L’esprit Nouvelle Vague
Si le patron italien ne perd pas de vue que sa stratégie doit aussi passer par des mesures drastiques – compression du temps de conception d’un modèle, réduction de la diversité de pièces, focalisation sur le segment générateur de marge… –, il semble pourtant déjà s’être distingué par un style très ouvert, en rupture avec celui, un rien autocratique, de Carlos Ghosn, qui cherchait coûte que coûte le volume.
« Luca De Meo a aimé cette analogie avec la Nouvelle Vague du cinéma français. Avoir l’esprit Nouvelle Vague chez Renault, c’est être plus humain, plus sensible, plus moderne et donc plus écologique », commente Arnaud Belloni, le patron du marketing qui, dès son arrivée, a planché sur les basiques de l’image, dont la refonte du logo de la marque. Toujours un losange, mais qui revient à la graphie posée par l’artiste Vasarely, à travers un jeu de lignes qui s’entrecroisent comme pour mieux se connecter.
« Les marques modernes sont aujourd’hui celles de la tech. Les marques automobiles déposent des dizaines de brevets chaque année, et elles ne le disent pas assez. L’un de nos objectifs est de le faire savoir. » Aussi, les véhicules porteurs de la technologie électrique arborent tous l’appellation E-Tech. Mais surtout, quoi de mieux que les 3 600 concessions du réseau pour afficher ce virage en les présentant comme des centres de mobilités ouverts capables d’offrir du service, comme la charge d’un véhicule. « En fait, ce n’est pas tant l’autonomie qui importe, coûteuse d’un point de vue des batteries, qu’un temps de recharge diminué et surtout accessible où que l’on soit », souligne Fabrice Cambolive.
La Refactory de Flins
Le complexe historique de Flins, inauguré en 1952, accueille désormais la Refactory, soit le premier site européen d’économie circulaire consacré à la mobilité. D’ici à 2024, la production de voitures neuves va peu à peu laisser la place à cette nouvelle plate-forme basée sur quatre pôles d’activités qui vont prolonger la vie du véhicule :
• Un pôle Re-Trofit chargé de reconditionner des véhicules d’occasion, voire de convertir des véhicules thermiques vers d’autres énergies moins carbonées.
• Un pôle Re-Energy, qui s’occupera de la collecte et de la réparation de batteries usagées ainsi que du développement de nouveaux usages en seconde vie.
• Un pôle Re-Cycle, qui se chargera des questions de recyclage, en visant l’accroissement de la part des matières recyclées dans la production d’un véhicule neuf.

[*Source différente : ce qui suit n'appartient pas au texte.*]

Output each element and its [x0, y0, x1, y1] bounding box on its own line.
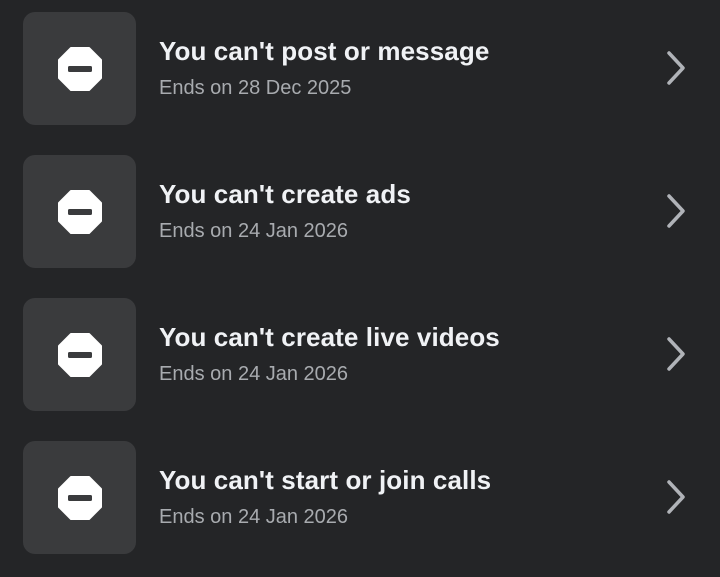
chevron-right-icon — [667, 337, 685, 371]
restriction-icon-tile — [23, 441, 136, 554]
restriction-end-date: Ends on 24 Jan 2026 — [159, 363, 349, 385]
restriction-item-live-videos[interactable]: You can't create live videos Ends on 24 … — [0, 298, 720, 411]
restriction-icon-tile — [23, 12, 136, 125]
restriction-item-calls[interactable]: You can't start or join calls Ends on 24… — [0, 441, 720, 554]
restriction-item-create-ads[interactable]: You can't create ads Ends on 24 Jan 2026 — [0, 155, 720, 268]
restriction-icon-tile — [23, 155, 136, 268]
restriction-title: You can't start or join calls — [159, 465, 492, 495]
no-entry-icon — [58, 333, 102, 377]
restriction-end-date: Ends on 28 Dec 2025 — [159, 77, 352, 99]
restriction-end-date: Ends on 24 Jan 2026 — [159, 220, 349, 242]
no-entry-icon — [58, 190, 102, 234]
chevron-right-icon — [667, 194, 685, 228]
restriction-end-date: Ends on 24 Jan 2026 — [159, 506, 349, 528]
restriction-item-post-or-message[interactable]: You can't post or message Ends on 28 Dec… — [0, 12, 720, 125]
restriction-title: You can't post or message — [159, 36, 490, 66]
restriction-icon-tile — [23, 298, 136, 411]
chevron-right-icon — [667, 480, 685, 514]
chevron-right-icon — [667, 51, 685, 85]
restrictions-list: You can't post or message Ends on 28 Dec… — [0, 0, 720, 577]
restriction-title: You can't create live videos — [159, 322, 500, 352]
no-entry-icon — [58, 476, 102, 520]
restriction-title: You can't create ads — [159, 179, 411, 209]
no-entry-icon — [58, 47, 102, 91]
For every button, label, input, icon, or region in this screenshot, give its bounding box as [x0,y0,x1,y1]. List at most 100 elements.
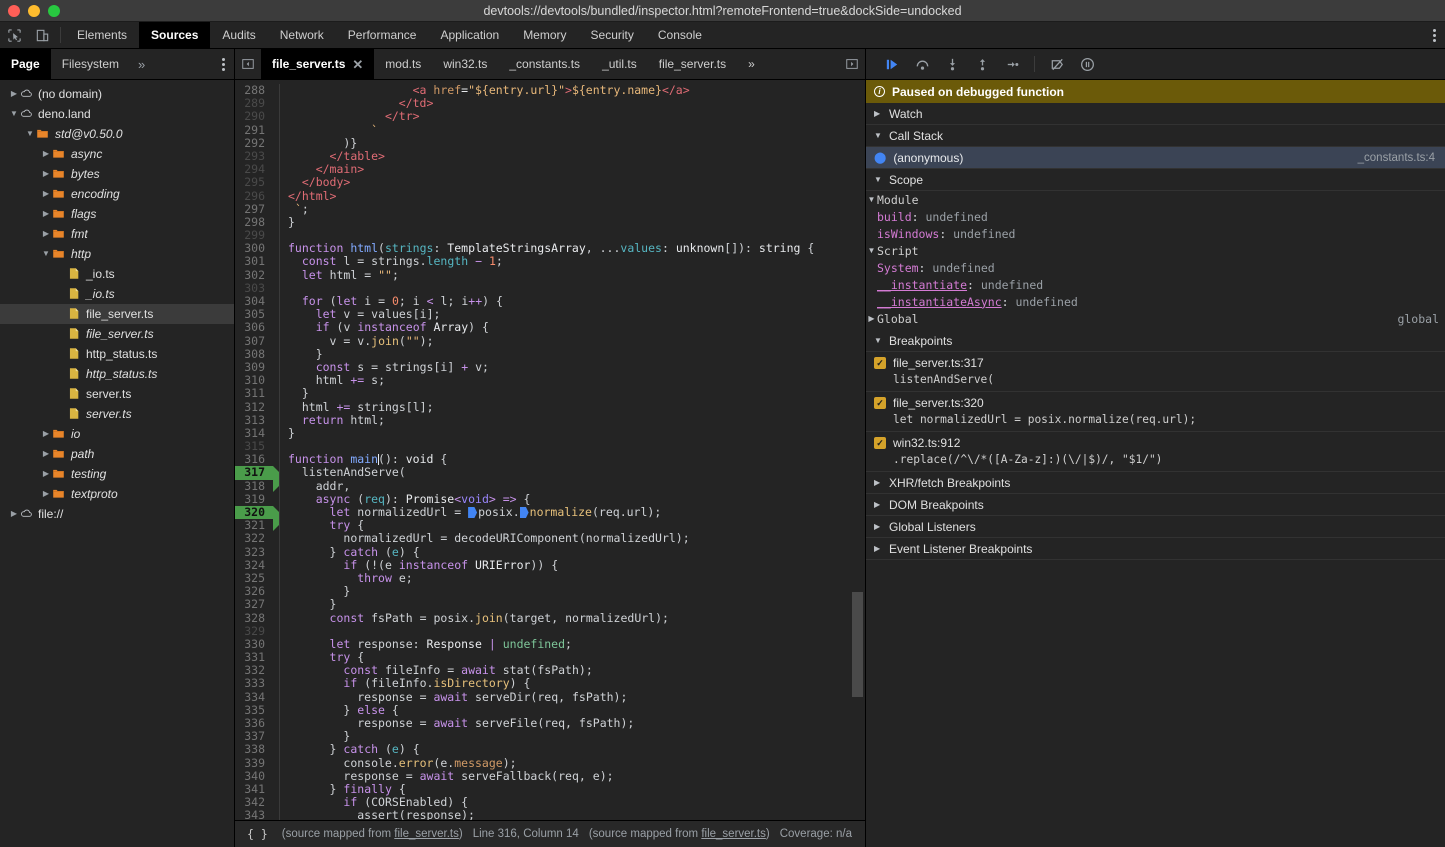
tab-console[interactable]: Console [646,22,714,48]
inspect-element-icon[interactable] [0,22,28,48]
scope-property[interactable]: System: undefined [866,259,1445,276]
scope-property[interactable]: build: undefined [866,208,1445,225]
chevron-down-icon[interactable]: ▼ [24,130,36,138]
breakpoint-checkbox[interactable]: ✓ [874,437,886,449]
section-scope[interactable]: ▼ Scope [866,169,1445,191]
minimize-window-button[interactable] [28,5,40,17]
file-tree-file[interactable]: file_server.ts [0,324,234,344]
chevron-right-icon[interactable]: ▶ [40,190,52,198]
chevron-right-icon[interactable]: ▶ [40,150,52,158]
maximize-window-button[interactable] [48,5,60,17]
file-tree-file[interactable]: server.ts [0,384,234,404]
device-toolbar-icon[interactable] [28,22,56,48]
step-over-button[interactable] [908,51,936,77]
section-watch[interactable]: ▶ Watch [866,103,1445,125]
close-window-button[interactable] [8,5,20,17]
file-tree-folder[interactable]: ▶async [0,144,234,164]
breakpoint-checkbox[interactable]: ✓ [874,357,886,369]
show-navigator-icon[interactable] [235,49,261,79]
step-button[interactable] [998,51,1026,77]
call-stack-frame[interactable]: ⬤ (anonymous) _constants.ts:4 [866,147,1445,169]
section-event-listener-breakpoints[interactable]: ▶ Event Listener Breakpoints [866,538,1445,560]
file-tree-folder[interactable]: ▶fmt [0,224,234,244]
section-global-listeners[interactable]: ▶ Global Listeners [866,516,1445,538]
breakpoint-checkbox[interactable]: ✓ [874,397,886,409]
tab-security[interactable]: Security [579,22,646,48]
tab-elements[interactable]: Elements [65,22,139,48]
tab-sources[interactable]: Sources [139,22,210,48]
navigator-more-options-icon[interactable] [212,49,234,79]
editor-tab-mod-ts[interactable]: mod.ts [374,49,432,79]
file-tree-file[interactable]: file_server.ts [0,304,234,324]
chevron-right-icon[interactable]: ▶ [8,90,20,98]
chevron-right-icon[interactable]: ▶ [40,490,52,498]
more-options-icon[interactable] [1423,22,1445,48]
file-tree-file[interactable]: _io.ts [0,284,234,304]
navigator-tab-filesystem[interactable]: Filesystem [51,49,130,79]
editor-tab-file-server-ts[interactable]: file_server.ts [648,49,737,79]
pause-on-exceptions-button[interactable] [1073,51,1101,77]
editor-tabs-overflow-icon[interactable]: » [737,49,766,79]
close-tab-icon[interactable]: ✕ [352,58,363,71]
breakpoint-item[interactable]: ✓ file_server.ts:317 listenAndServe( [866,352,1445,392]
inline-breakpoint-icon[interactable] [520,507,529,518]
chevron-right-icon[interactable]: ▶ [40,170,52,178]
scope-group-script[interactable]: ▼Script [866,242,1445,259]
chevron-right-icon[interactable]: ▶ [40,470,52,478]
step-into-button[interactable] [938,51,966,77]
tab-memory[interactable]: Memory [511,22,578,48]
file-tree-domain[interactable]: ▶(no domain) [0,84,234,104]
file-tree[interactable]: ▶(no domain)▼deno.land▼std@v0.50.0▶async… [0,80,234,847]
deactivate-breakpoints-button[interactable] [1043,51,1071,77]
file-tree-file[interactable]: server.ts [0,404,234,424]
file-tree-domain[interactable]: ▶file:// [0,504,234,524]
scope-group-global[interactable]: ▶Global global [866,310,1445,327]
file-tree-folder[interactable]: ▶bytes [0,164,234,184]
chevron-right-icon[interactable]: ▶ [40,230,52,238]
file-tree-folder[interactable]: ▼http [0,244,234,264]
tab-application[interactable]: Application [428,22,511,48]
code-editor[interactable]: 288 <a href="${entry.url}">${entry.name}… [235,80,865,820]
breakpoint-item[interactable]: ✓ win32.ts:912 .replace(/^\/*([A-Za-z]:)… [866,432,1445,472]
file-tree-folder[interactable]: ▶textproto [0,484,234,504]
section-call-stack[interactable]: ▼ Call Stack [866,125,1445,147]
chevron-right-icon[interactable]: ▶ [40,210,52,218]
source-map-link-2[interactable]: file_server.ts [701,828,766,840]
file-tree-folder[interactable]: ▶encoding [0,184,234,204]
resume-button[interactable] [878,51,906,77]
navigator-overflow-icon[interactable]: » [130,49,153,79]
file-tree-file[interactable]: _io.ts [0,264,234,284]
editor-tab-file-server-ts-active[interactable]: file_server.ts ✕ [261,49,374,79]
editor-scrollbar[interactable] [852,80,863,820]
breakpoint-item[interactable]: ✓ file_server.ts:320 let normalizedUrl =… [866,392,1445,432]
scope-property[interactable]: isWindows: undefined [866,225,1445,242]
section-breakpoints[interactable]: ▼ Breakpoints [866,330,1445,352]
scope-group-module[interactable]: ▼Module [866,191,1445,208]
chevron-right-icon[interactable]: ▶ [40,450,52,458]
scope-property[interactable]: __instantiate: undefined [866,276,1445,293]
section-xhr-breakpoints[interactable]: ▶ XHR/fetch Breakpoints [866,472,1445,494]
editor-tab-constants-ts[interactable]: _constants.ts [498,49,591,79]
file-tree-file[interactable]: http_status.ts [0,364,234,384]
editor-scrollbar-thumb[interactable] [852,592,863,697]
chevron-right-icon[interactable]: ▶ [40,430,52,438]
scope-property[interactable]: __instantiateAsync: undefined [866,293,1445,310]
show-debugger-icon[interactable] [839,49,865,79]
tab-performance[interactable]: Performance [336,22,429,48]
file-tree-folder[interactable]: ▶flags [0,204,234,224]
chevron-right-icon[interactable]: ▶ [8,510,20,518]
source-map-link[interactable]: file_server.ts [394,828,459,840]
inline-breakpoint-icon[interactable] [468,507,477,518]
file-tree-folder[interactable]: ▶path [0,444,234,464]
section-dom-breakpoints[interactable]: ▶ DOM Breakpoints [866,494,1445,516]
chevron-down-icon[interactable]: ▼ [8,110,20,118]
editor-tab-win32-ts[interactable]: win32.ts [432,49,498,79]
file-tree-folder[interactable]: ▶io [0,424,234,444]
navigator-tab-page[interactable]: Page [0,49,51,79]
editor-tab-util-ts[interactable]: _util.ts [591,49,648,79]
tab-network[interactable]: Network [268,22,336,48]
tab-audits[interactable]: Audits [210,22,267,48]
file-tree-file[interactable]: http_status.ts [0,344,234,364]
pretty-print-icon[interactable]: { } [243,827,272,841]
file-tree-folder[interactable]: ▼std@v0.50.0 [0,124,234,144]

• Un pôle Re-Start, qui a l’ambition de valoriser et de développer les savoir-faire industriels, ainsi que d’accélérer la recherche et l’innovation, en matière d’économie circulaire.
Vers davantage de recyclage
La question de la charge, et donc des batteries, représente effectivement un enjeu majeur pour la technologie électrique, auquel Renault entend répondre par un accompagnement sur le long terme. Ainsi, le site historique de Flins, rebaptisé Refactory, entend bien devenir un modèle en matière de « Re ».
Les batteries usagées y seront reconditionnées pour de nouveaux usages, les véhicules d’occasion et des matériaux pouvant être réutilisés vont aussi y être recyclés… augurant de réflexions profondes en matière d’économie circulaire. Elles vont influer sur les modèles économiques de la marque qui ne s’affichera plus tant comme un strict constructeur automobile que comme un industriel de la mobilité.
« Ce dispositif inédit va nous permettre de recalculer le prix d’un véhicule qui tiendra compte de l’usage que l’on en fait ainsi que de son potentiel de reconditionnement. Ainsi, on ne parlera plus de prix facial, mais plutôt de loyer adapté au besoin de chacun. Exactement comme votre téléphone portable », complète Fabrice Cambolive, directeur des ventes.
Car l’objectif n’est plus de faire atteindre les 200 000 km à un véhicule, mais le million, selon cette nouvelle économie. Dans son livre Da 0 a 500, paru en 2010, Luca De Meo avait finalement déjà tout écrit : « Proposer une voiture bourrée de technologie, écologique, sûre, personnalisable, et à un prix assez élevé pour la catégorie, bien qu’abordable. » Sur le papier, la Megane E-Tech et la R5 cochent en effet toutes les cases… reste juste à les découvrir sur la route.